I cheated YouTube for 5 months and finally got caught
After more than five months, $500 spent, and more than half a million views, YouTube has finally deleted the video that I blatantly juiced with fake views all winter.
Curious as to what specifically served as the breaking point of falsities for getting a video deleted, I purchased 60,000 views for a video in which I performed the Cinnamon Challenge. It was simple really. There are dozens of sites, found through simple Google searches, that offer views by thousands in a matter of minutes. It’s cheap too, roughly $1 for every thousand views.
I exhaustively detailed my experience in YouTube’s black market for this site. (Kenzo, my fake views broker, would later add another 100,000 views to the video for free). I told a YouTube representative what I was doing before I did it, published the story, and waited—for too long, really—for the site's cleaning service to come around and take my video down.
But the takedown never happened.
I called a guy I knew named Fletcher, an online marketing specialist who'd spent years gaming YouTube, and asked him why YouTube had ignored me. Fletcher said the site didn't care about any inflation so long as I wasn't making money off the views. So I installed AdSense, Google's revenue-generating advertising program, a few days later, slapped a few banner ads on the sucker, and crossed my fingers in hopes that YouTube would catch on.
Again, nothing happened.
I started to get desperate. I purchased another 345,000 views for $170 and hoped that the new tally, which put the video's view count over 500,000, would finally get the site's attention.
That was in late April, more than 150 days before I finally received an email from the Daily Dot's community manager informing me that our video was no longer active. The email came as a forward from YouTube; you can read their statement below.
Five months is an incredibly long time for such blatantly fake views to remain on YouTube, especially considering I had several frank conversations with company representatives about the matter. If I were a rap artist, for example, just looking to gain some cheap publicity, I’d be long gone onto the next video, using that fraudulent virality to potentially catapult my career to legitimate views and success.
I emailed my YouTube contact this weekend to inquire about what finally triggered the deletion but have yet to hear back. I can only assume that site spiders finally arrived on my video in their massive database of inorganic clips. The site's had a rough go with the phony view counts lately: in August, Billboard magazine editorial director Bill Werde, who certainly understands the relationship between the site and his publication's esteemed singles charts, slammed Lady Gaga—a favorite on the YouTube Fake Views Watch List—for "gam[ing] the system" to top the charts.
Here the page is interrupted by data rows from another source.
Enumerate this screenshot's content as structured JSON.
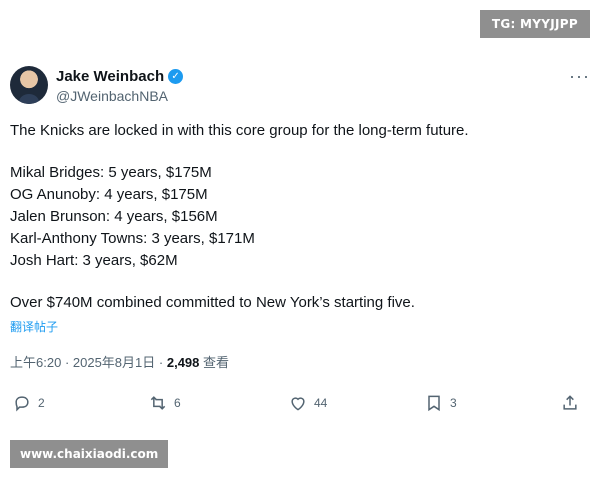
{
  "watermark": {
    "tg": "TG: MYYJJPP",
    "site": "www.chaixiaodi.com"
  },
  "author": {
    "display_name": "Jake Weinbach",
    "handle": "@JWeinbachNBA",
    "verified": true
  },
  "tweet": {
    "intro": "The Knicks are locked in with this core group for the long-term future.",
    "contracts": [
      "Mikal Bridges: 5 years, $175M",
      "OG Anunoby: 4 years, $175M",
      "Jalen Brunson: 4 years, $156M",
      "Karl-Anthony Towns: 3 years, $171M",
      "Josh Hart: 3 years, $62M"
    ],
    "conclusion": "Over $740M combined committed to New York’s starting five.",
    "translate_label": "翻译帖子"
  },
  "meta": {
    "time": "上午6:20",
    "date": "2025年8月1日",
    "views": "2,498",
    "views_label": "查看"
  },
  "actions": {
    "replies": "2",
    "reposts": "6",
    "likes": "44",
    "bookmarks": "3"
  },
  "colors": {
    "accent": "#1d9bf0",
    "text": "#0f1419",
    "muted": "#536471",
    "watermark_bg": "#8f8f8f"
  },
  "icons": [
    "verified-icon",
    "more-icon",
    "reply-icon",
    "repost-icon",
    "like-icon",
    "bookmark-icon",
    "share-icon"
  ]
}
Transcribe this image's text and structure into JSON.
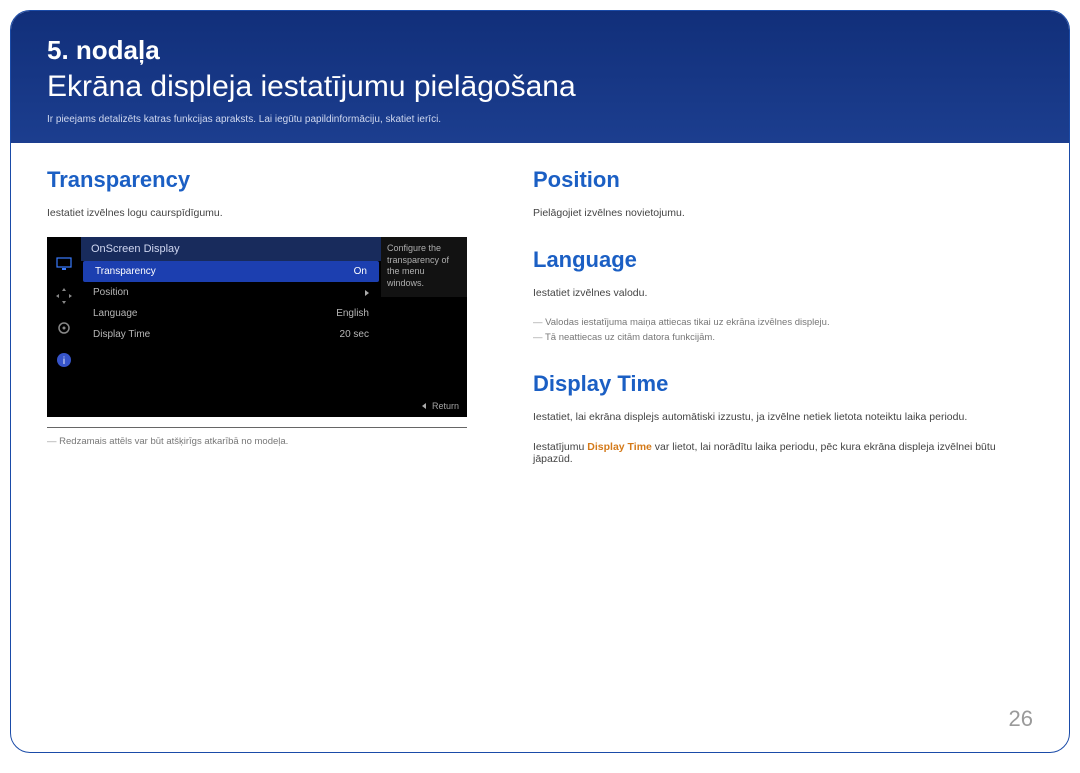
{
  "header": {
    "chapter_label": "5. nodaļa",
    "title": "Ekrāna displeja iestatījumu pielāgošana",
    "description": "Ir pieejams detalizēts katras funkcijas apraksts. Lai iegūtu papildinformāciju, skatiet ierīci."
  },
  "left": {
    "transparency": {
      "title": "Transparency",
      "desc": "Iestatiet izvēlnes logu caurspīdīgumu.",
      "image_note": "Redzamais attēls var būt atšķirīgs atkarībā no modeļa."
    },
    "osd": {
      "header": "OnScreen Display",
      "rows": [
        {
          "label": "Transparency",
          "value": "On",
          "selected": true
        },
        {
          "label": "Position",
          "value": "",
          "arrow": true
        },
        {
          "label": "Language",
          "value": "English"
        },
        {
          "label": "Display Time",
          "value": "20 sec"
        }
      ],
      "help": "Configure the transparency of the menu windows.",
      "return": "Return"
    }
  },
  "right": {
    "position": {
      "title": "Position",
      "desc": "Pielāgojiet izvēlnes novietojumu."
    },
    "language": {
      "title": "Language",
      "desc": "Iestatiet izvēlnes valodu.",
      "note1": "Valodas iestatījuma maiņa attiecas tikai uz ekrāna izvēlnes displeju.",
      "note2": "Tā neattiecas uz citām datora funkcijām."
    },
    "display_time": {
      "title": "Display Time",
      "desc1": "Iestatiet, lai ekrāna displejs automātiski izzustu, ja izvēlne netiek lietota noteiktu laika periodu.",
      "desc2_pre": "Iestatījumu ",
      "desc2_em": "Display Time",
      "desc2_post": " var lietot, lai norādītu laika periodu, pēc kura ekrāna displeja izvēlnei būtu jāpazūd."
    }
  },
  "page_number": "26"
}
Because of YouTube's standardized silence on the topic, it's tough to tell if the deletion of my video is simply the result of YouTube's engineers finally getting to the video, or if the site is actually making headway on its eternal quest to be a more honest, accountable, and organic video hub. Last week the site made a serious crackdown on racist and misogynistic video comments; the origins of the Cinnamon Challenge video's deletion could be rooted in the same place.
Chances are, however, that the video got deleted because it randomly showed up on some behind-the-scenes individual's flag list last week. We brought in less than $1 through AdSense, and the five months in between its juicing and subsequent deletion suggests that it never triggered any alarms.
The final tally? 505,791 views, 17 comments, 18 likes, and 22 dislikes, nearly all of them phony.
Now, my video's gone, and I'll never get the chance to watch myself vomit a spoonful of cinnamon again.